To start with, combining the budgets would just spread the problem from the General Fund to the Education Trust Fund; it would do nothing to address the reason why the General Fund is in trouble. Similar to the way the flu spreads around an office building, putting the two budgets together will do nothing but bring the problems to a bigger arena and would just be treating the symptoms of the illness instead of killing the disease. The General Fund’s problems will just become the Education Trust Fund’s problems.
And that is something that we-and more specifically, our children-cannot afford! Protecting the funding for our public schools and our children’s education should be one of our first priorities. Keeping the two budgets separate does exactly that. It acts like a budgetary version of a quarantine, keeping the sick budget away from the healthy one. Combining the budgets would mean that schools, and educators, would catch the General Fund budget’s “sickness” and end up in the same situation that the other government agencies are in now.
Combining the budgets could mean that if we face another crisis like this one and it were to force a government shutdown, schools would also be shut down. As it stands now, schools are protected. We must continue to protect them.

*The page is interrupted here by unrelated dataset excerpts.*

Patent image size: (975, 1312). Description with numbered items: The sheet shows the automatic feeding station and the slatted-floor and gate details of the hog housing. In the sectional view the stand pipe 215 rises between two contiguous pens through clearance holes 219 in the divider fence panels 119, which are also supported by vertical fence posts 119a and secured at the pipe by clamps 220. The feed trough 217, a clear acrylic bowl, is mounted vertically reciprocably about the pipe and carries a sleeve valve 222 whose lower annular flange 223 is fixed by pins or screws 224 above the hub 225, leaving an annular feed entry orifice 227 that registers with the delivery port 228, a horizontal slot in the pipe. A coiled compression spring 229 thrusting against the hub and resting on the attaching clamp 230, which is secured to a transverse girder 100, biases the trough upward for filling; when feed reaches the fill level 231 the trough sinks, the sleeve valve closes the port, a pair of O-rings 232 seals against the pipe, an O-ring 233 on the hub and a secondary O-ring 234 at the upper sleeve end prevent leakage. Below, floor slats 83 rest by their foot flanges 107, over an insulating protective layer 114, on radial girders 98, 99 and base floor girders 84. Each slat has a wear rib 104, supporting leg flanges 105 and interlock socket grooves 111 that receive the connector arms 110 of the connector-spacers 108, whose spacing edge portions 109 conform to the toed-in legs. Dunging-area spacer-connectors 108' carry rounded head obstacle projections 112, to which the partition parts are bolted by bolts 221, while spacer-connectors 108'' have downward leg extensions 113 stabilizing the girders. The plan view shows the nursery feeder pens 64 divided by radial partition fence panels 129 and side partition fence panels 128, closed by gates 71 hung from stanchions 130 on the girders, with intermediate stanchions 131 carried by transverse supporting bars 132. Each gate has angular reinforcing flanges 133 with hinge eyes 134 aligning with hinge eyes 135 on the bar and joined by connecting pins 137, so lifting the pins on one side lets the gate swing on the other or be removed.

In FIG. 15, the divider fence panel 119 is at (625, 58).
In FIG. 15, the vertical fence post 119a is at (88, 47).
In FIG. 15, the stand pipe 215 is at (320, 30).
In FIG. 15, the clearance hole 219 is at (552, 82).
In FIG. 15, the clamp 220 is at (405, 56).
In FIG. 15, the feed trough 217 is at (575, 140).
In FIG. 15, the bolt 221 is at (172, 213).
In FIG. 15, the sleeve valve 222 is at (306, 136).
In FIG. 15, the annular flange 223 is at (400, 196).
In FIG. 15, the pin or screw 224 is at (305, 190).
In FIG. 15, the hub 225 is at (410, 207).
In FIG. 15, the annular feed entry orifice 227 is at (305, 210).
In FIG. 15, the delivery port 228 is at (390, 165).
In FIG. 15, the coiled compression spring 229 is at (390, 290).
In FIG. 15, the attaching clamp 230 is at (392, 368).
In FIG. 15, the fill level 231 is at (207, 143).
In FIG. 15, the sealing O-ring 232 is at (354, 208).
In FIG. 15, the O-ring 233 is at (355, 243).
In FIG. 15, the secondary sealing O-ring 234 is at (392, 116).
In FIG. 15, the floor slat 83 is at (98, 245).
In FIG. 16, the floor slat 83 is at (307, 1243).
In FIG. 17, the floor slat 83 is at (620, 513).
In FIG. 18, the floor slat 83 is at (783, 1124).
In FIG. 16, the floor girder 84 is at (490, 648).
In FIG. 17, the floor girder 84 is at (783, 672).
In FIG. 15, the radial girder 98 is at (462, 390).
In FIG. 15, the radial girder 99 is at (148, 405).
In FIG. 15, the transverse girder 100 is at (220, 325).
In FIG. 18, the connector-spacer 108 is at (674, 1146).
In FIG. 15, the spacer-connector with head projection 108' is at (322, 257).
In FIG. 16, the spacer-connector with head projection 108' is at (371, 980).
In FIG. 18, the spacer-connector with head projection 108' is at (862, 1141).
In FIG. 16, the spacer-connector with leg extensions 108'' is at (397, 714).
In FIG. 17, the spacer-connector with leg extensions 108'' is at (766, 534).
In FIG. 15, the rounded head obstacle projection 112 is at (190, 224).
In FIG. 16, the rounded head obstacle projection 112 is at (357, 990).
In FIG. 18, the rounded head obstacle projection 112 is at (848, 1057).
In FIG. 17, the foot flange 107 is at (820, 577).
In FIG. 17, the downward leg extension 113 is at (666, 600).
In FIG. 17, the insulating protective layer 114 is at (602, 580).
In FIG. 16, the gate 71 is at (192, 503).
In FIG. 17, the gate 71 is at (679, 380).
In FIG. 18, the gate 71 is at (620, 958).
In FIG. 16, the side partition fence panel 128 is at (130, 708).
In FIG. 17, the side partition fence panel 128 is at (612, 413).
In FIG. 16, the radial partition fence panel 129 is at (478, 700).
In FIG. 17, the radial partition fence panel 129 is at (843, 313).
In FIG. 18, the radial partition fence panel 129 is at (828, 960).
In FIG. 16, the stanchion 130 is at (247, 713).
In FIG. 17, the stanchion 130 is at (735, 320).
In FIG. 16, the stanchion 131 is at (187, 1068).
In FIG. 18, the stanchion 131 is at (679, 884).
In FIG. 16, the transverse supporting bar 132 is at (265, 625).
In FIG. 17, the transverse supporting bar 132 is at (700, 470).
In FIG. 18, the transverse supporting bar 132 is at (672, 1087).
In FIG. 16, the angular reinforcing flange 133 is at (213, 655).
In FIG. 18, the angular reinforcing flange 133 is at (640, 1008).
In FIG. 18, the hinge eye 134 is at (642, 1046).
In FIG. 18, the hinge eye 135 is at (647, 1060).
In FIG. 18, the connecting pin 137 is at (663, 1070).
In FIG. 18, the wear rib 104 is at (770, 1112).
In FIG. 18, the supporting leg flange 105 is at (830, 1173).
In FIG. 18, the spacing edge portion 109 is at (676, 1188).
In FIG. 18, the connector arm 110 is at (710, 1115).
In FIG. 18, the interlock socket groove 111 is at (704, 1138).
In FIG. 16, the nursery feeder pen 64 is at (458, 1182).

There’s only one reason to combine the budgets: To take money from the one (i.e., education) and give it to the other (i.e., the general fund). And while Medicaid and prisons are important to our state and should be properly funded, should that funding come at the expense of our children’s education?
But not only would combining the budgets put our children’s education at risk, it wouldn’t actually solve the current budget crisis! Combining the budgets can only be done by a constitutional amendment. Constitutional amendments require a statewide vote by the people. That means the earliest this fix could go into effect would be the next budget, not this one! And even if we could combine them today, all we would be doing is shifting money around.
Taking money from one account to put in another is not actually solving the root problem. At best, we’d only be delaying the problem one more year. Next year, as costs continue to rise, we will be right back where we started. And then it wouldn’t just be the General Fund that’s in trouble: Our schools would be in serious trouble too!
Everyone who’s ever bought groceries or paid for health insurance knows that over time prices on everyday essentials will continue to climb. That means the costs charged to the government will also rise. Transferring money from one budget to another isn't going to change or stop that. The most we could hope for is that it would get the state through one more year. And in exchange for that one-year “stay of execution,” we would be putting our children’s education in jeopardy for every year thereafter.
In the end, combining the budgets is nothing more than “robbing Peter to pay Paul.” Instead, we need to come up with a real solution to our budget crises. Gimmicks won’t help. This is a serious problem and we need a serious solution.